Multiple narratives from women who experienced the trauma firsthand reveal how young marriage is often not consensual or even safe for the girl at hand. In fact, many older males who would normally be charged with statutory rape take advantage of the legal loopholes to make it perfectly legal.

One such loophole is explained in a report by Tahirih Justice Center, which states that “Twenty-five states do not set a minimum age at which a person can get married, and eight more set it at an age lower than 16”.

As for the health effects of marriage at a young age, the prospects aren’t good. A recent article by Renate van der Zee in the Guardian states, “Girls who get married before 18 have a significantly higher risk of heart attacks, cancer, diabetes and strokes and a higher risk of psychiatric disorders”. That means the practice of child marriage is not just a societal issue that needs to be corrected.

It’s an epidemic.

Defenders of child marriage argue everything from the necessity of upholding tradition to preventing more abortions by ensuring a child isn’t born outside of a marriage. The question we must ask them then is: is it worth it? Is tradition really worth more than the millions of girls literally being killed by a life they did not chose?

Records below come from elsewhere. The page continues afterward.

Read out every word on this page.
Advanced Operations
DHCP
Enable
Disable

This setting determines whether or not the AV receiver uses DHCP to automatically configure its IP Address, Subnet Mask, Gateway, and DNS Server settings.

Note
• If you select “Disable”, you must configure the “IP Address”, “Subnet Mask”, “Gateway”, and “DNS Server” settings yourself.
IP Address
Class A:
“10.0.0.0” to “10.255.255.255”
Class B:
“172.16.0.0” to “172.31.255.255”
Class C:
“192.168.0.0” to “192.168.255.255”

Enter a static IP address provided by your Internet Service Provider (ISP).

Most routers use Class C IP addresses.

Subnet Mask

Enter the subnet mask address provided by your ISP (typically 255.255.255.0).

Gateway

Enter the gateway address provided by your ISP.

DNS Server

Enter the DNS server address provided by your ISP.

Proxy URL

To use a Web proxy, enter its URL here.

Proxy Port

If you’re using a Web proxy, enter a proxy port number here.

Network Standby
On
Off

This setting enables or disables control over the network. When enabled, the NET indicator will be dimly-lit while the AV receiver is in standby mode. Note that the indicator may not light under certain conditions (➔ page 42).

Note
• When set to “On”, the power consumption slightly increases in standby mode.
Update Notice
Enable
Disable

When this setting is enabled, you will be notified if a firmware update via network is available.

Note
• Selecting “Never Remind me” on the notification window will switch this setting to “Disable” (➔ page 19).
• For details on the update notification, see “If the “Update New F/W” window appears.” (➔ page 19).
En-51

To the people who continue to support child marriage I say; make it your problem. Disrupt tradition. Understand that, despite your political views, a 12 year old is not fit to carry or raise a child they were forced to have.

Child marriage continues when we, as a society, turn a blind eye to the pain of girls all around us because it’s more convenient than actually taking a stand against the systems of power that allow men to take advantage of our sisters, daughters, and friends.

Even the smallest of steps, such as tweeting about the epidemic can make a huge difference in the lives of women all over America. If you were looking to do something more intensive, countless movements (such as Unchained At Last) exist to combat this very issue. You could even contact your political representative and talk about ways to minimize legal loopholes that allow for the preservation of child marriage.

It’s time we speak up for the oppressed girls who can’t speak for themselves and protect future generations from the pain millions of girls experience right now. The epidemic has raged long enough. It’s time to fight for a solution.